Alardeado como nova fronteira agrícola do país, estado reproduz problemas enfrentados em toda a Amazônia durante o “boom” do agronegócio: desmatamento, grilagem de terras e conflitos no campo.
Em setembro de 2016, o navio Alexia zarpou do Porto de Santana, próximo à foz do rio Amazonas, a 18 quilômetros de Macapá, com destino a Liverpool, na Inglaterra, transportando cerca de 25 mil toneladas de soja comercializada pela empresa Fiagril e importada pela Mitsui & Co Group. Ainda que a exportação de soja pelo estado do Amapá tenha começado em 2014, esta foi a primeira vez que os grãos saíram diretamente por um porto do estado.
A exportação foi amplamente comemorada pelos produtores e pela elite política local nos meios de comunicação do estado, com a promessa de que a soja catalisaria o desenvolvimento econômico da região.
Historicamente, no entanto, o avanço do agronegócio para exportação vem acompanhado por desmatamento ilegal e concentração fundiária, com danos que atingem principalmente camponeses e populações locais. No Amapá, não é diferente: comunidades quilombolas e antigos posseiros que aguardam a regularização fundiária de seus territórios vivenciam uma crescente tensão com os recém-chegados, que rapidamente conseguem licenças para exercer atividades agropecuárias.
Entre janeiro e setembro de 2017, o Instituto Brasileiro do Meio Ambiente e dos Recursos Naturais Renováveis (Ibama) embargou 47 áreas no estado Amapá por desmatamento ilegal. Deste total, 34 embargos resultaram da operação "Nova Fronteira", realizada pelo IBAMA no estado entre junho e julho de 2017. O Greenpeace visitou algumas dessas áreas e conversou com comunidades que já sentem na pele os impactos da rápida e recente expansão do agronegócio na região.
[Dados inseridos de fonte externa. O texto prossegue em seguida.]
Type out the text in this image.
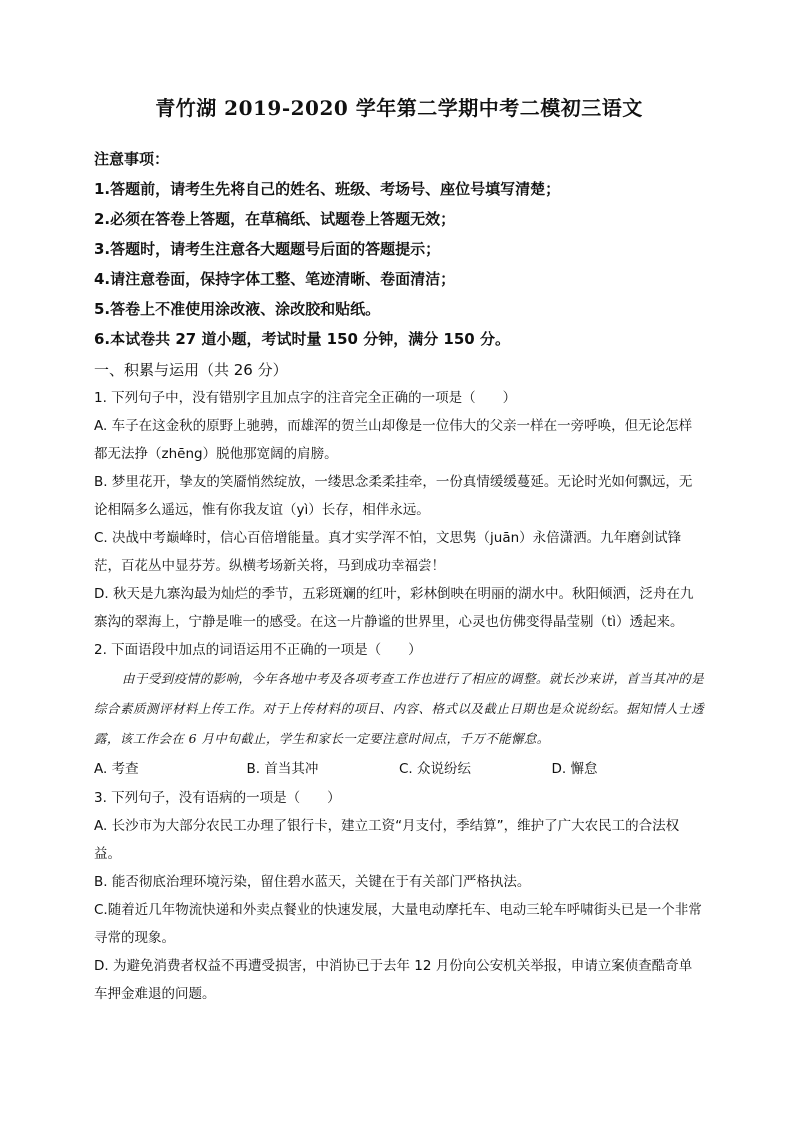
青竹湖 2019-2020 学年第二学期中考二模初三语文
注意事项：
1.答题前，请考生先将自己的姓名、班级、考场号、座位号填写清楚；
2.必须在答卷上答题，在草稿纸、试题卷上答题无效；
3.答题时，请考生注意各大题题号后面的答题提示；
4.请注意卷面，保持字体工整、笔迹清晰、卷面清洁；
5.答卷上不准使用涂改液、涂改胶和贴纸。
6.本试卷共 27 道小题，考试时量 150 分钟，满分 150 分。
一、积累与运用（共 26 分）
1. 下列句子中，没有错别字且加点字的注音完全正确的一项是（　　）
A. 车子在这金秋的原野上驰骋，而雄浑的贺兰山却像是一位伟大的父亲一样在一旁呼唤，但无论怎样都无法挣（zhēng）脱他那宽阔的肩膀。
B. 梦里花开，挚友的笑靥悄然绽放，一缕思念柔柔挂牵，一份真情缓缓蔓延。无论时光如何飘远，无论相隔多么遥远，惟有你我友谊（yì）长存，相伴永远。
C. 决战中考巅峰时，信心百倍增能量。真才实学浑不怕，文思隽（juān）永倍潇洒。九年磨剑试锋茫，百花丛中显芬芳。纵横考场新关将，马到成功幸福尝！
D. 秋天是九寨沟最为灿烂的季节，五彩斑斓的红叶，彩林倒映在明丽的湖水中。秋阳倾洒，泛舟在九寨沟的翠海上，宁静是唯一的感受。在这一片静谧的世界里，心灵也仿佛变得晶莹剔（tì）透起来。
2. 下面语段中加点的词语运用不正确的一项是（　　）
由于受到疫情的影响，今年各地中考及各项考查工作也进行了相应的调整。就长沙来讲，首当其冲的是综合素质测评材料上传工作。对于上传材料的项目、内容、格式以及截止日期也是众说纷纭。据知情人士透露，该工作会在 6 月中旬截止，学生和家长一定要注意时间点，千万不能懈怠。
A. 考查	B. 首当其冲	C. 众说纷纭	D. 懈怠
3. 下列句子，没有语病的一项是（　　）
A. 长沙市为大部分农民工办理了银行卡，建立工资“月支付，季结算”，维护了广大农民工的合法权益。
B. 能否彻底治理环境污染，留住碧水蓝天，关键在于有关部门严格执法。
C.随着近几年物流快递和外卖点餐业的快速发展，大量电动摩托车、电动三轮车呼啸街头已是一个非常寻常的现象。
D. 为避免消费者权益不再遭受损害，中消协已于去年 12 月份向公安机关举报，申请立案侦查酷奇单车押金难退的问题。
Desmatamento ilegal no rastro da soja
O bioma Amazônia é composto quase todo por formações florestais. Mas outras paisagens, como cerrados ou lavrados e campinas, conhecidas como não florestais, também podem ocorrer. Até hoje, os sistemas oficiais de monitoramento do desmatamento na Amazônia vêm ignorando estas áreas, dificultando a fiscalização e a devida responsabilização pelos crimes ambientais cometidos. Só no Amapá, as áreas de Cerrado ocupam cerca de 1 milhão de hectares.
As condições geográficas do estado aliadas à capacidade portuária (tem o porto brasileiro mais próximo do Canal do Panamá, Estados Unidos e Europa) e o baixo preço das terras quando comparado a outros estados produtores de soja contribuem para alardear o Amapá como a "nova fronteira agrícola do Brasil", acelerando a ocupação de terras pelo agronegócio. Segundo a Empresa Brasileira de Pesquisas Agropecuárias (Embrapa) no Amapá, o estado possui cerca de 400 mil hectares de sua área de Cerrado aptos para a agricultura. Nos últimos cinco anos, a área de soja plantada no Amapá quadruplicou, passando de 4.550 hectares em 2013 para 18.900 em 2017.
Ao longo de 2017, o Ibama embargou 47 áreas por desmatamento ilegal no Amapá, abrangendo os municípios de Cutias, Vitória do Jari, Itaubal, Macapá, Tartarugalzinho, Ferreira Gomes, Calcoene, Pracuuba e Oiapoque, somando pelo menos 11.748 hectares de vegetação nativa destruída. Até o final de setembro (24/09), entretanto, dos 47 processos registrados, 24 não se encontram mais na lista pública de embargos do Ibama – o equivalente a 84% da área total (em hectares) embargada em 2017. Os desembargos ocorreram com uma rapidez incomum a esse tipo de processo, que historicamente pode levar anos até sua conclusão.
Embora muitas das áreas embargadas na operação Nova Fronteira estivessem licenciadas para cultivo pelo Instituto do Meio Ambiente e de Ordenamento Territorial do Estado do Amapá (Imap), nenhuma apresentou autorização do órgão ambiental para a supressão de vegetação – exigência prevista no artigo nº26 da Lei nº12.651 de 2012 (novo Código Florestal).
Mapa mostra os embargos por desmatamento no estado do Amapá em 2017
O Greenpeace esteve em 18 das 34 áreas embargadas pela operação Nova Fronteira. Destas, 83% estavam ocupadas por soja. Com base na lista disponibilizada pelo Ibama, foi possível constatar que algumas áreas embargadas pertencem a produtores ligados à Associação do Produtores de Soja (Aprosoja). Na lista aparecem, ainda, nomes envolvidos em conflitos pela terra com as comunidades locais.